Os direitos fundamentais enquanto valores constitucionais não são absolutos, sendo necessária uma concordância com os outros direitos protegidos. É certo que a intimidade é um direito fundamental. A ela contrapõe-se outro direito constitucional, que é o direito de informação. Como poderia ser resolvido esse conflito de preceitos constitucionais?

A consideração do indiciado como culpado, na investigação policial, leva à supressão das garantias, indicando um ressurgir da Inquisição, por vezes repudiada pelas sociedades democráticas.

A presente abordagem procura destacar certos aspectos do instituto do Inquérito Policial na sua dialetização com as garantias e direitos fundamentais do cidadão.

Dos princípios que informam o Estado Democrático de Direito inseridos na Carta Magna Brasileira são extraídos os elementos de política criminal, que está centrada em propósitos de não restringir a esfera da liberdade do cidadão além do absolutamente indispensável.

Entretanto, acusações são feitas sem comprovação, inquéritos começam por onde deviam terminar e a "sentença" é lavrada antes que o suposto crime venha a ser investigado.

O problema mostra-se grave, pois não atinge apenas criminosos da exposição na imprensa e, consequentemente, à toda a sociedade, mas também de inocentes que, diante de uma denúncia infundada, será apresentado como culpado para o mundo, vindo a ser desrespeitado no seu direito fundamental da presunção da inocência, sem ao menos ter a possibilidade de apresentar a o mais leve e oportuno esboço de defesa.

Isso ocorre, pois na fase do inquérito policial, o investigado é apenas suspeito de uma eventual prática delituosa, não gozando de algumas garantias existentes na fase processual, e acaba sendo, muitas vezes, objeto de abuso por parte do órgão encarregado da investigação.

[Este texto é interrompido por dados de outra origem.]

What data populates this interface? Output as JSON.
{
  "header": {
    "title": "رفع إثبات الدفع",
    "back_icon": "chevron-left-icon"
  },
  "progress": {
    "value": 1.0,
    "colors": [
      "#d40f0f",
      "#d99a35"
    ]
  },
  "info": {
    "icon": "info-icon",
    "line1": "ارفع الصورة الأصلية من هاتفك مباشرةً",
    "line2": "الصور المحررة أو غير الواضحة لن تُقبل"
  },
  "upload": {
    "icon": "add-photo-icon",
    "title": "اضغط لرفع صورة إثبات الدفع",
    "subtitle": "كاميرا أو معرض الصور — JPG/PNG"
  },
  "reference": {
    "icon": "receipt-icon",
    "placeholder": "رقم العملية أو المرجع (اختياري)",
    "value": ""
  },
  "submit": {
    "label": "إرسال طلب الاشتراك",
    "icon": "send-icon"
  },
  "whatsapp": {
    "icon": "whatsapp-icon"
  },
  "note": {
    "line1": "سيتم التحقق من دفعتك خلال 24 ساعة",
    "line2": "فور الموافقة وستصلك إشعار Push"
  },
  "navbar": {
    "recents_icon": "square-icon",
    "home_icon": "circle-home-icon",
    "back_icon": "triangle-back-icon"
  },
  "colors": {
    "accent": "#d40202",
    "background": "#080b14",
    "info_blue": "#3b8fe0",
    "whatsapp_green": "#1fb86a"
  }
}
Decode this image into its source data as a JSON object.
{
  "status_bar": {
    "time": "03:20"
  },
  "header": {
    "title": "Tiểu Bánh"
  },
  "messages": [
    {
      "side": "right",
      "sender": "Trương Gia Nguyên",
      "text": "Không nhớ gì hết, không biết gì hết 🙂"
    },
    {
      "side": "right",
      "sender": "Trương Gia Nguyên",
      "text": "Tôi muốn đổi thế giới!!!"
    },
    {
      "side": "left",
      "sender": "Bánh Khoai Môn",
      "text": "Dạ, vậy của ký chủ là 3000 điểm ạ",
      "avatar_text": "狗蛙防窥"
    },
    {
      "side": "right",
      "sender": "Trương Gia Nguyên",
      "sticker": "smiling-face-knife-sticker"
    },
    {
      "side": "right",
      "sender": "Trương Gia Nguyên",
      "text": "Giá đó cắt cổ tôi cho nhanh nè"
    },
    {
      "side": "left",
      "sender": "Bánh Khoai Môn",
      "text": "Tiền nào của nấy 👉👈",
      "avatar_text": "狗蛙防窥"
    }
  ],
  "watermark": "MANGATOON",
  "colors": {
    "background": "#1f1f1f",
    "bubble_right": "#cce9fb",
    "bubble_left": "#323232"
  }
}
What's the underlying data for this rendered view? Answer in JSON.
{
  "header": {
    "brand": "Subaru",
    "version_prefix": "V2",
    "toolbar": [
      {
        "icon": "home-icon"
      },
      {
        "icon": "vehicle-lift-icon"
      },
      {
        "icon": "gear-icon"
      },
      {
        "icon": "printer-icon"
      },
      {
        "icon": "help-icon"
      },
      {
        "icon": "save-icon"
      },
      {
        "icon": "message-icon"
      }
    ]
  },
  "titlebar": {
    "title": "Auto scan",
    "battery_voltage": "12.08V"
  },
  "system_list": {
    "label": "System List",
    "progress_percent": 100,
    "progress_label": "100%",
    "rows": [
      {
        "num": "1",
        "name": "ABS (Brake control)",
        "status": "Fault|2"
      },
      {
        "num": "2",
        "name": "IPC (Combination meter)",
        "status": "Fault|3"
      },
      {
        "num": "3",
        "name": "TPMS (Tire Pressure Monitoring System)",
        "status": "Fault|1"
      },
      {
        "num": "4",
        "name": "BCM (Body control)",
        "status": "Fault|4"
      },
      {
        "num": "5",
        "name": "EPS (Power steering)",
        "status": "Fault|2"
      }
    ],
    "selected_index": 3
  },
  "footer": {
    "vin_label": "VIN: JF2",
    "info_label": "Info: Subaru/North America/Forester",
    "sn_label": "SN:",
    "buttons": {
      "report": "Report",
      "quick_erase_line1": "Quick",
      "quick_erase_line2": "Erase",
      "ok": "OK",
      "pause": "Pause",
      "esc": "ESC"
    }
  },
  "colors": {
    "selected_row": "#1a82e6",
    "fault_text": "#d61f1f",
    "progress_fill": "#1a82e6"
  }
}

Portanto, cumpre analisar a condição do indiciado durante a investigação criminal, face a inexistência dos princípios basilares do processo penal, no que tange à defesa, e ainda, demonstrar as garantias que lhe são ofertadas.

Esta, então, é a questão que se coloca neste estudo: verificar até que ponto os preceitos constitucionais devem ser aplicados aos indiciados, e analisar se os direitos constantes na Constituição Brasileira tornaram-se meras normas programáticas, autênticos aconselhamentos, ou se vêm sendo respeitados e aplicados. Essa é a questão. Como é evidente, não basta a existência da norma. É imprescindível a sua real aplicação.


2 INQUÉRITO POLICIAL

2.1 A EVOLUÇÃO DO INSTITUTO NO DIREITO PÁTRIO

Utilizando os ensinamentos do doutrinador Adilson Mehmeri[1], pode ser aduzido que o surgimento do instituto do inquérito somente foi introduzido no Brasil depois da sua emancipação política.

Após o rompimento do vínculo legislativo com Portugal, em 1841, foi promulgada lei disciplinadora dos procedimentos de investigação policial dos crimes, suas circunstâncias e seus autores. Como segundo momento desta linha evolutiva, na década de 70, deve ser citado o Decreto n.° 4.824, o qual regulamentou a Lei n.° 2.033, criando definitivamente o inquérito policial.

A supracitada lei não teve aceitação perante os juristas da época, e na década seguinte, procederam a elaboração do projeto de nova estrutura administrativa da Justiça. Um reflexo do repúdio ao procedimento investigatório instituído, era o disposto no artigo 18 do projeto, onde o relator era Cons. Aquino e Castro, onde constava: "Art. 18. Ficam abolidos os Inquéritos Policiais".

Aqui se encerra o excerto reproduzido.